$f:X \to Y $ is continuous on $X$ and $(X, d_1) $ is compact. Then $f:X\to Y$ is uniformly continuous on $X$

$(X, d_1) $ and $(Y, d_2) $be two metric spaces.

$f:X \to Y $ is continuous on $X$ and $(X, d_1) $ is compact.

Claim: $f:X\to Y$ is uniformly continuous on $X$.

My attempt:

Suppose $f$ is not uniformly continuous.

Then, $\exists (x_n) \text { and } (y_n) $ two sequence of points in $X$ with $$d_1(x_n , y_n) \to 0$$ but $$d_2 (f(x_n) , f(y_n) ) \nrightarrow 0$$

Now, since $(X,d_1)$ is compact $(x_n) $has a convergent subsequence $(x_{n_{k}}) $ and suppose converges to $x$ in the space $(X, d_1) $.

Then, for the increasing sequence $(n_k) \subset {\mathbb{N}}$,

\begin{align}d_1(y_{n_k}, x) &\le d_1(y_{n_k}, x_{n_k})+ d_1(x_{n_k}, x)\\ &\rightarrow 0 [ k \to \infty]\end{align}

Hence, $(x_{n_k}) \text { and } (y_{n_k})$ be two sequence in $X$ and both converges to $x$ in $(X, d_1) $

Since,$f$ is continuous at $x\in X$, $f(x_{n_k}) \rightarrow f(x) \leftarrow f(y_{n_k})$

Hence, $d_2(f(x_{n_k}), f(y_{n_k})\to 0$

Now, choosing the positive integer $ n =n_k $ then there doesn't exists any $\epsilon >0 $ and $k>n$ such that $d_2(f(x_{k}), f(y_{k}))\ge \epsilon > 0$

Hence, it is a contradiction.

Is the proof correct?

Is there any logical mistake?

Please add some details to clarify more.
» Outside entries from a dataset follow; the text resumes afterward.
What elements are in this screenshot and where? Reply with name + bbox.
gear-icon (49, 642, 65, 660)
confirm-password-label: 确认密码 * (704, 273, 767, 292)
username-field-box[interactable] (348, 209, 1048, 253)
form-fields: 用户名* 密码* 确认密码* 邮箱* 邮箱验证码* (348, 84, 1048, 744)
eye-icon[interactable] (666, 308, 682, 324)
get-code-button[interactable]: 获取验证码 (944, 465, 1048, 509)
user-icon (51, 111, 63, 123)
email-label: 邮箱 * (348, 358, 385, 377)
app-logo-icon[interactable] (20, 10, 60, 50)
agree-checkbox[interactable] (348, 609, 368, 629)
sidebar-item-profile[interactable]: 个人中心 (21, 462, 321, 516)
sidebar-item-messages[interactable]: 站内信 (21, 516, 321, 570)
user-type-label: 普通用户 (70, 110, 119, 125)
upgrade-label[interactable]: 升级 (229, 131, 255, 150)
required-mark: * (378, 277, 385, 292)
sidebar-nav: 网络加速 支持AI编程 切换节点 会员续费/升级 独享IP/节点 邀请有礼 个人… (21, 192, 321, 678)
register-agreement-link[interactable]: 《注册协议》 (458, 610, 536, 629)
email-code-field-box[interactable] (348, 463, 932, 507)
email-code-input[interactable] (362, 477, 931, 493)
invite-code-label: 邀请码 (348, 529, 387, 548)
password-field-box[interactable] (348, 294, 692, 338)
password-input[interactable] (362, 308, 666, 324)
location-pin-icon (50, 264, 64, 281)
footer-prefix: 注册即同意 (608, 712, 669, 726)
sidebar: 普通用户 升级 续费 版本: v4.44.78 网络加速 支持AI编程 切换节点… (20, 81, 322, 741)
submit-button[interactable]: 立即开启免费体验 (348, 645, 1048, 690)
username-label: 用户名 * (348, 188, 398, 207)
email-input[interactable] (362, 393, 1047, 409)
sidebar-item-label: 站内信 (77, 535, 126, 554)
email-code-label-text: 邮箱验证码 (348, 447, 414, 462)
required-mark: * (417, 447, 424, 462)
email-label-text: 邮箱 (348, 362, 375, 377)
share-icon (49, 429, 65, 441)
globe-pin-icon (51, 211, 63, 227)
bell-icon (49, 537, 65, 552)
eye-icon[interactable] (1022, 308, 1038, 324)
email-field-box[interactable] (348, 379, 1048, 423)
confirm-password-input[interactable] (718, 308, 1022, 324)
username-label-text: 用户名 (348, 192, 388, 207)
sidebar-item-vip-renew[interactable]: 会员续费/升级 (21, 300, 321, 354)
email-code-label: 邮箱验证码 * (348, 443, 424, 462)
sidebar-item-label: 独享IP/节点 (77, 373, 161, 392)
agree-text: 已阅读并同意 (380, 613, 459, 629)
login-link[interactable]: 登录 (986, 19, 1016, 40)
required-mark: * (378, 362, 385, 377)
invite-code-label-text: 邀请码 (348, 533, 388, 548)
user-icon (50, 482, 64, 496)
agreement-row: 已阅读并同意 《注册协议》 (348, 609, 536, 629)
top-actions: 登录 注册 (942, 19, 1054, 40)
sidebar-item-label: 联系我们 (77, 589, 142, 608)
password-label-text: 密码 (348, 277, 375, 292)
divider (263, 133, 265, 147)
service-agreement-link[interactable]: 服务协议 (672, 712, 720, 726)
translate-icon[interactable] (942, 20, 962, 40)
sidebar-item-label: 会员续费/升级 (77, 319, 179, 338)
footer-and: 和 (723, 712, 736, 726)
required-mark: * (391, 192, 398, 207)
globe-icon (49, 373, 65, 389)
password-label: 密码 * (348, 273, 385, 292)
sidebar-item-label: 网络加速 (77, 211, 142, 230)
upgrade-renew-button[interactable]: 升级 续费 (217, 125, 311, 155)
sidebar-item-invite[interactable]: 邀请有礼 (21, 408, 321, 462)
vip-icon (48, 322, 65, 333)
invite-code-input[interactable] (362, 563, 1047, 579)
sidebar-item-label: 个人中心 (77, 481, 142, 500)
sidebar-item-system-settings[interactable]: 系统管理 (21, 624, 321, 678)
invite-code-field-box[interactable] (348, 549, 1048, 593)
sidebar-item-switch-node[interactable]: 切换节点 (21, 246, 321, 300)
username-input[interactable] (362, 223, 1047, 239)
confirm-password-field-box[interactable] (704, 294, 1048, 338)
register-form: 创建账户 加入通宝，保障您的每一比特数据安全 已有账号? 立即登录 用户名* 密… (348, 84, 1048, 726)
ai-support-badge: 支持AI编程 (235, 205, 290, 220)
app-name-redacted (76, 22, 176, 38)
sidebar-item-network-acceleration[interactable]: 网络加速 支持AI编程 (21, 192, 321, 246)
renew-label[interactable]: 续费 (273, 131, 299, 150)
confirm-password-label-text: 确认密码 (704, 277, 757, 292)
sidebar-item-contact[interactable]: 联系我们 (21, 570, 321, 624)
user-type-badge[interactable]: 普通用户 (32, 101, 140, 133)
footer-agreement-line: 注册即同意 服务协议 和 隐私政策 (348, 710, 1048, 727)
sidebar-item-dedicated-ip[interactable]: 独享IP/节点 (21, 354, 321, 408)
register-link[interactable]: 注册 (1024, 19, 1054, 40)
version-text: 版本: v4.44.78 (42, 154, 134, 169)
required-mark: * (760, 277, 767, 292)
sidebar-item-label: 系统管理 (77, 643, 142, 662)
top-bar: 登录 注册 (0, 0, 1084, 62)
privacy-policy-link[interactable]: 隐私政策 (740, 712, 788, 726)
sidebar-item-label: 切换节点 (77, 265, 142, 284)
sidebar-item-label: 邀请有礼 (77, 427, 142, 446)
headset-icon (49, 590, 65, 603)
Thanks.

Solution 1:

Looking into the proof, it looks correct. I would expand a bit the triangle inequality that allows you to say $d_2(x_{n_k}, y_{n_k}) \rightarrow 0$.

Just a side note. What you are exploiting is actually sequential compactness, which is equivalent to compactness (the open cover definition) in metric spaces: I would justify a bit this passage.